If the correct indices are included in the _field_stats response, the next step I would take is to look at the _msearch request for the specific index you think the missing data should be in. It'll be the one where the request payload starts with {"index":["your-index-name"],"ignore_unavailable":true}. You'll see a date range filter in this request as well (in the form of millis since the epoch). Check and make sure the data you expect to see would pass this filter, try manually querying elasticsearch with the same date range filter and see what the results are.

@Bargs I am pretty sure I am sending America/Chicago timezone to Elasticsearch. How would I confirm that? Would that be in the output section on the Logstash config?

The min and max datetime in the _field_stats are correct (or at least match the filter I am setting in Kibana). I don't know how to confirm that the indices are there. How would I go about that? I see this in the Response tab (in the devtools):

_shards: Object
total:85
successful:85
failed: 0
indices: Object (this has an arrow, that you can expand but nothing is listed under this object)

Not real sure how to query Elasticsearch with the same date range. I was able to to query it with this and it pulled up some results.
localhost:9200/logstash-2016.03.11/_search?q=@timestamp:*&pretty=true

One thing I noticed was the "z" at the end of the timestamp. Is that normal. Here's what Elasticsearch is showing
"@timestamp" : "2016-03-11T15:57:27.000Z"

Thanks again for the help.

The empty indices object in your _field_stats response definitely indicates that no data matches the date/time range you've selected in Kibana. That means this is almost definitely a date/time issue.

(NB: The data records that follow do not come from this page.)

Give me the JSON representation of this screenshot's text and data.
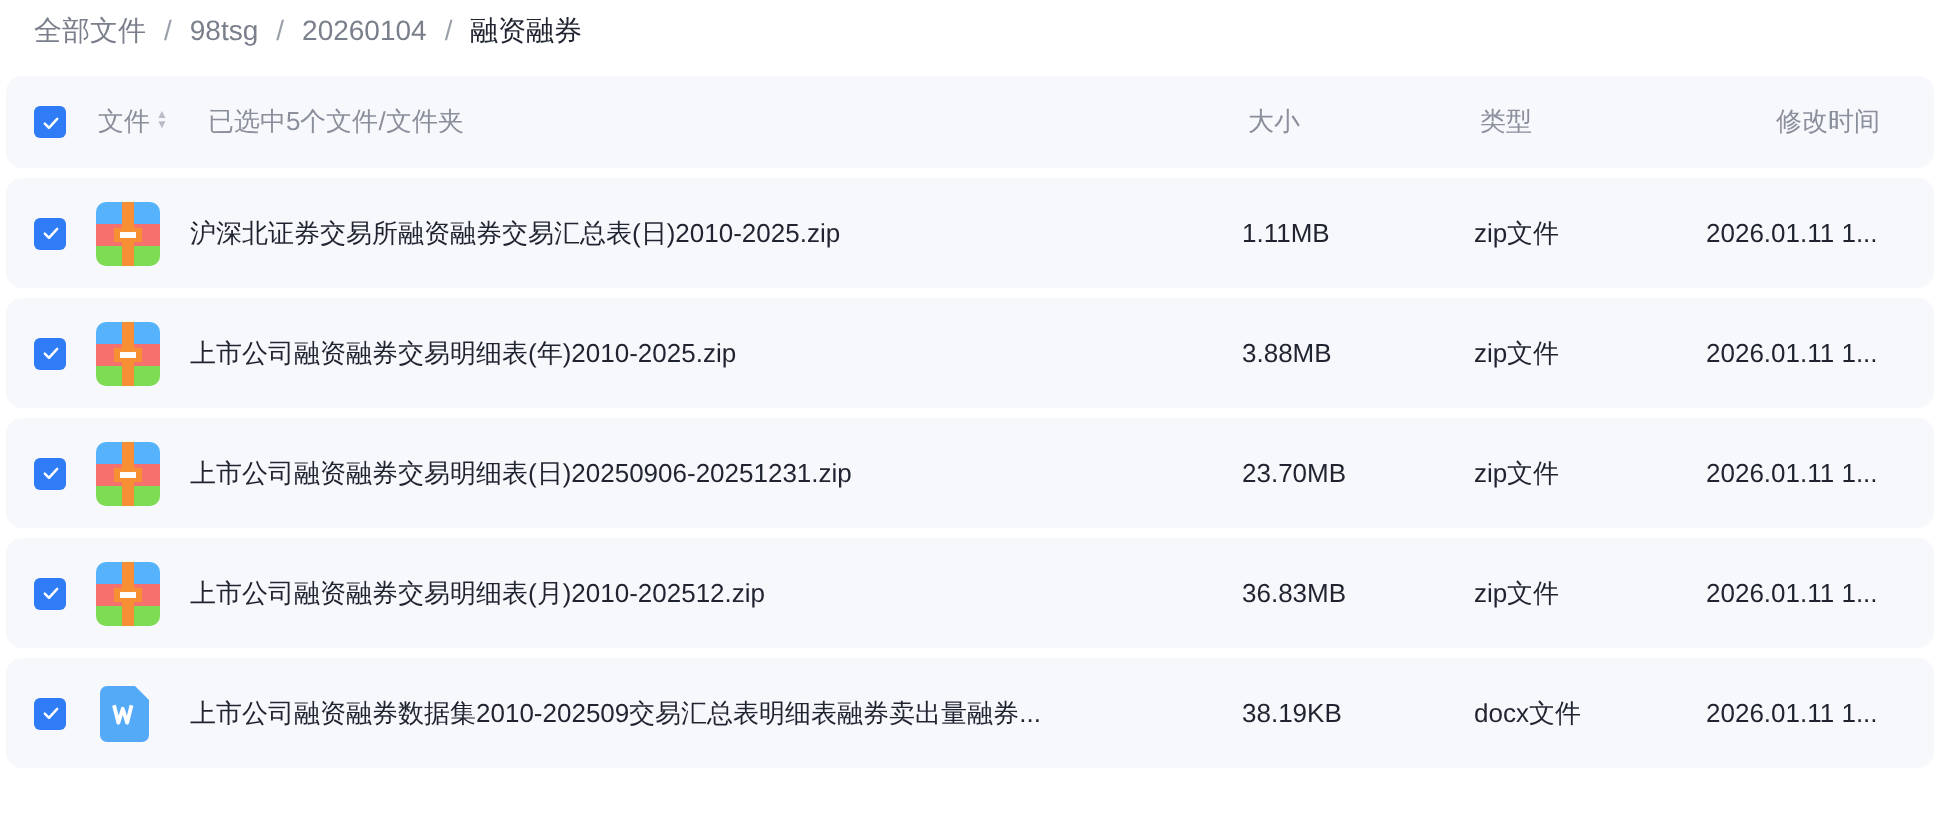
{
  "breadcrumb": [
    {
      "label": "全部文件",
      "current": false
    },
    {
      "label": "98tsg",
      "current": false
    },
    {
      "label": "20260104",
      "current": false
    },
    {
      "label": "融资融券",
      "current": true
    }
  ],
  "breadcrumb_separator": "/",
  "header": {
    "checked": true,
    "name_column": "文件",
    "sort_icon": "▲▼",
    "selection_text": "已选中5个文件/文件夹",
    "columns": [
      "大小",
      "类型",
      "修改时间"
    ]
  },
  "files": [
    {
      "kind": "zip",
      "checked": true,
      "name": "沪深北证券交易所融资融券交易汇总表(日)2010-2025.zip",
      "size": "1.11MB",
      "type": "zip文件",
      "modified": "2026.01.11 1..."
    },
    {
      "kind": "zip",
      "checked": true,
      "name": "上市公司融资融券交易明细表(年)2010-2025.zip",
      "size": "3.88MB",
      "type": "zip文件",
      "modified": "2026.01.11 1..."
    },
    {
      "kind": "zip",
      "checked": true,
      "name": "上市公司融资融券交易明细表(日)20250906-20251231.zip",
      "size": "23.70MB",
      "type": "zip文件",
      "modified": "2026.01.11 1..."
    },
    {
      "kind": "zip",
      "checked": true,
      "name": "上市公司融资融券交易明细表(月)2010-202512.zip",
      "size": "36.83MB",
      "type": "zip文件",
      "modified": "2026.01.11 1..."
    },
    {
      "kind": "docx",
      "checked": true,
      "name": "上市公司融资融券数据集2010-202509交易汇总表明细表融券卖出量融券...",
      "size": "38.19KB",
      "type": "docx文件",
      "modified": "2026.01.11 1..."
    }
  ]
}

The Z at the end of your @timestamp value indicates that the time is in UTC, which is the timezone elasticsearch automatically stores all dates in.

I'd take a look at your raw data and compare it to what's in elasticsearch. My guess is that you're sending dates to Elasticsearch that are in Chicago time, but don't actually contain timezone information so Elasticsearch assumes they're in UTC already. That would make it look like your events are lagging behind, just like you're seeing.

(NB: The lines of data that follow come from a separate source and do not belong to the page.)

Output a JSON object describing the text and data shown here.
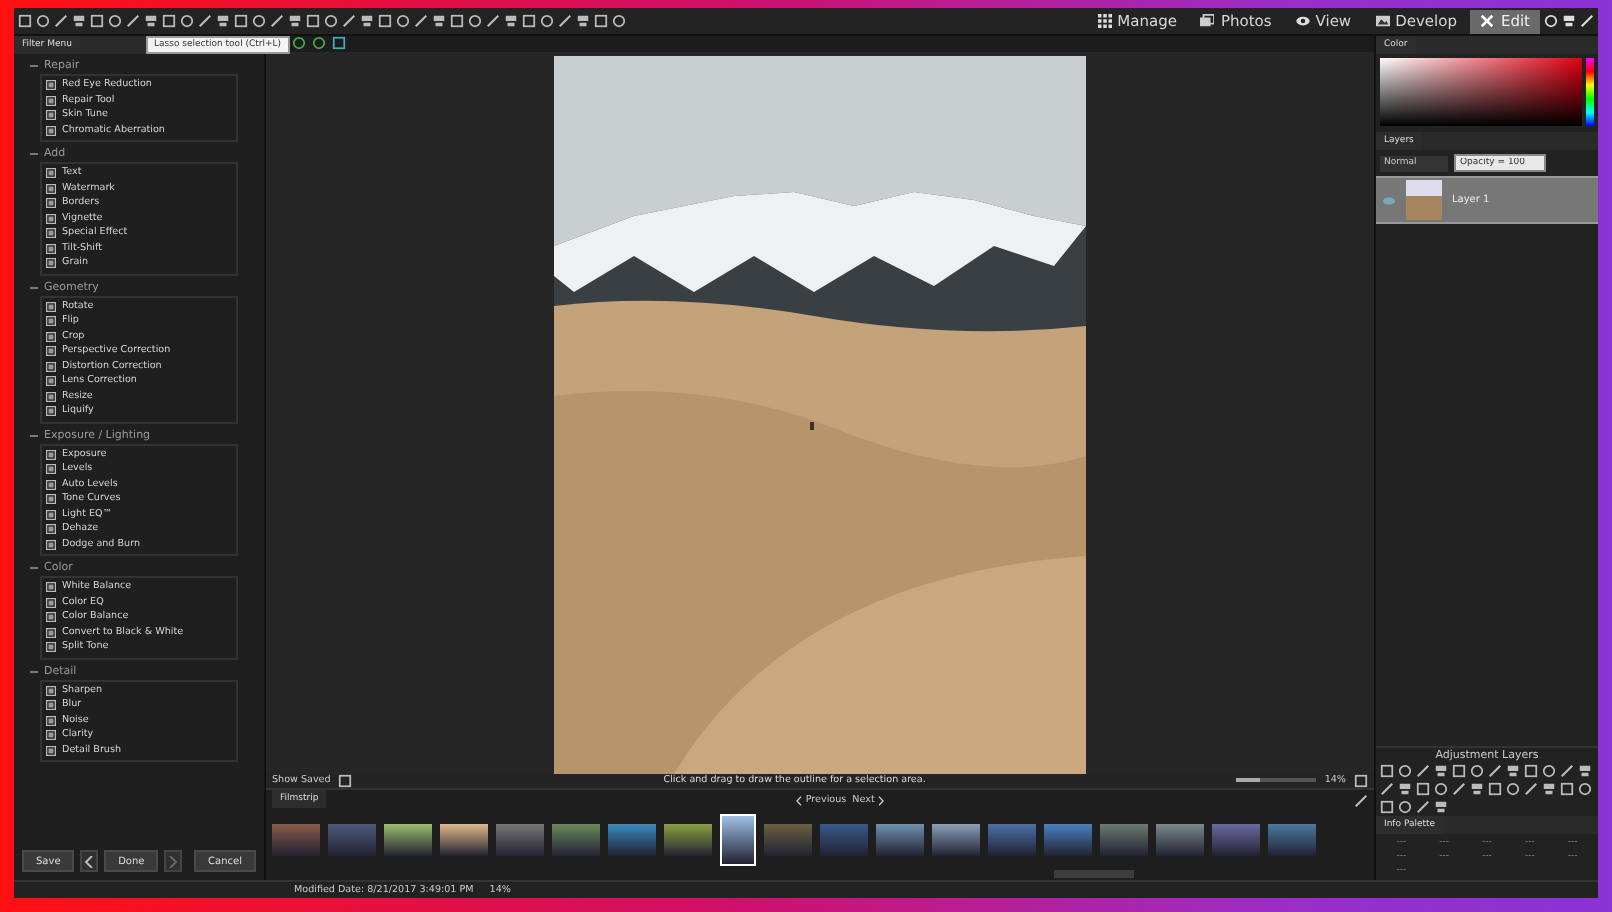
{
  "toolbar": {
    "tooltip": "Lasso selection tool (Ctrl+L)"
  },
  "modes": [
    {
      "label": "Manage",
      "kind": "grid",
      "selected": false
    },
    {
      "label": "Photos",
      "kind": "photos",
      "selected": false
    },
    {
      "label": "View",
      "kind": "eye",
      "selected": false
    },
    {
      "label": "Develop",
      "kind": "develop",
      "selected": false
    },
    {
      "label": "Edit",
      "kind": "edit",
      "selected": true
    }
  ],
  "filter_menu": {
    "title": "Filter Menu",
    "sections": [
      {
        "title": "Repair",
        "expanded": true,
        "items": [
          "Red Eye Reduction",
          "Repair Tool",
          "Skin Tune",
          "Chromatic Aberration"
        ]
      },
      {
        "title": "Add",
        "expanded": true,
        "items": [
          "Text",
          "Watermark",
          "Borders",
          "Vignette",
          "Special Effect",
          "Tilt-Shift",
          "Grain"
        ]
      },
      {
        "title": "Geometry",
        "expanded": true,
        "items": [
          "Rotate",
          "Flip",
          "Crop",
          "Perspective Correction",
          "Distortion Correction",
          "Lens Correction",
          "Resize",
          "Liquify"
        ]
      },
      {
        "title": "Exposure / Lighting",
        "expanded": true,
        "items": [
          "Exposure",
          "Levels",
          "Auto Levels",
          "Tone Curves",
          "Light EQ™",
          "Dehaze",
          "Dodge and Burn"
        ]
      },
      {
        "title": "Color",
        "expanded": true,
        "items": [
          "White Balance",
          "Color EQ",
          "Color Balance",
          "Convert to Black & White",
          "Split Tone"
        ]
      },
      {
        "title": "Detail",
        "expanded": true,
        "items": [
          "Sharpen",
          "Blur",
          "Noise",
          "Clarity",
          "Detail Brush"
        ]
      }
    ]
  },
  "actions": {
    "save": "Save",
    "done": "Done",
    "cancel": "Cancel"
  },
  "canvas": {
    "show_saved": "Show Saved",
    "hint": "Click and drag to draw the outline for a selection area.",
    "zoom": "14%",
    "zoom_slider": {
      "level": 0.3
    }
  },
  "filmstrip": {
    "title": "Filmstrip",
    "previous": "Previous",
    "next": "Next",
    "thumbnails": [
      {
        "selected": false
      },
      {
        "selected": false
      },
      {
        "selected": false
      },
      {
        "selected": false
      },
      {
        "selected": false
      },
      {
        "selected": false
      },
      {
        "selected": false
      },
      {
        "selected": false
      },
      {
        "selected": true
      },
      {
        "selected": false
      },
      {
        "selected": false
      },
      {
        "selected": false
      },
      {
        "selected": false
      },
      {
        "selected": false
      },
      {
        "selected": false
      },
      {
        "selected": false
      },
      {
        "selected": false
      },
      {
        "selected": false
      },
      {
        "selected": false
      }
    ]
  },
  "color_panel": {
    "title": "Color"
  },
  "layers": {
    "title": "Layers",
    "blend_mode": "Normal",
    "opacity": "Opacity = 100",
    "items": [
      {
        "name": "Layer 1",
        "selected": true,
        "visible": true
      }
    ]
  },
  "adjustment_layers": {
    "title": "Adjustment Layers"
  },
  "info_palette": {
    "title": "Info Palette",
    "values": [
      "---",
      "---",
      "---",
      "---",
      "---",
      "---",
      "---",
      "---",
      "---",
      "---",
      "---"
    ]
  },
  "status_bar": [
    "Modified Date: 8/21/2017 3:49:01 PM",
    "14%"
  ]
}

If you need some help with that comparison, feel free to post an example of a raw log line you've ingested, and it's matching document in Elasticsearch, and we should be able to track the problem down.

Sorry for the delay in my response, been doing a lot of research lately. It appears the logs are being graphed but it's a day behind. After your last comment, I really started looking at the timestamps in the Logstash logs and noticed it was a day behind. I can also confirm this by selecting yesterday in the time range option in Kibana and watch the logs grow as I refresh the page. The good news is that it's still processing the logs but it's just a day behind.

Now I just need to figure out what's causing the slowness. Is it Redis or Logstash? I have two Redis servers and two Logstash servers. The Redis servers are not load balanced but I have one Cisco ASA dumping to one Redis server and another ASA dumping to the other. Both Logstash servers have both Redis servers as their input in the config. I increased the pipeline workers thread (https://www.elastic.co/guide/en/logstash/current/pipeline.html) on the two Logstash servers, hoping that would help but it hasn't caught up yet.

I am debating on starting up a Kafka server as a comparison to Redis but that will take some time. If you have any suggestions or comments feel free to share, I'd love to hear them otherwise I'll probably have to end this thread and start a different one in the Logstash topic, since Kibana seems to be working fine.

Thanks again for all the help, appreciate it.

Is data backed up in redis?

I am not 100% sure. It kind of looks that way but I don't know how to tell if it's backed up in Redis or if Logstash is not processing the Redis input fast enough. Both Redis servers have a large (2-7GB) dump.rdb file in the /var/lib/redis folder. I am assuming that's the data that's backed up. Any suggestions?

I think the redis command is llist to see how much is in a list. I'd start there - or the redis docs to find out what your lists are like.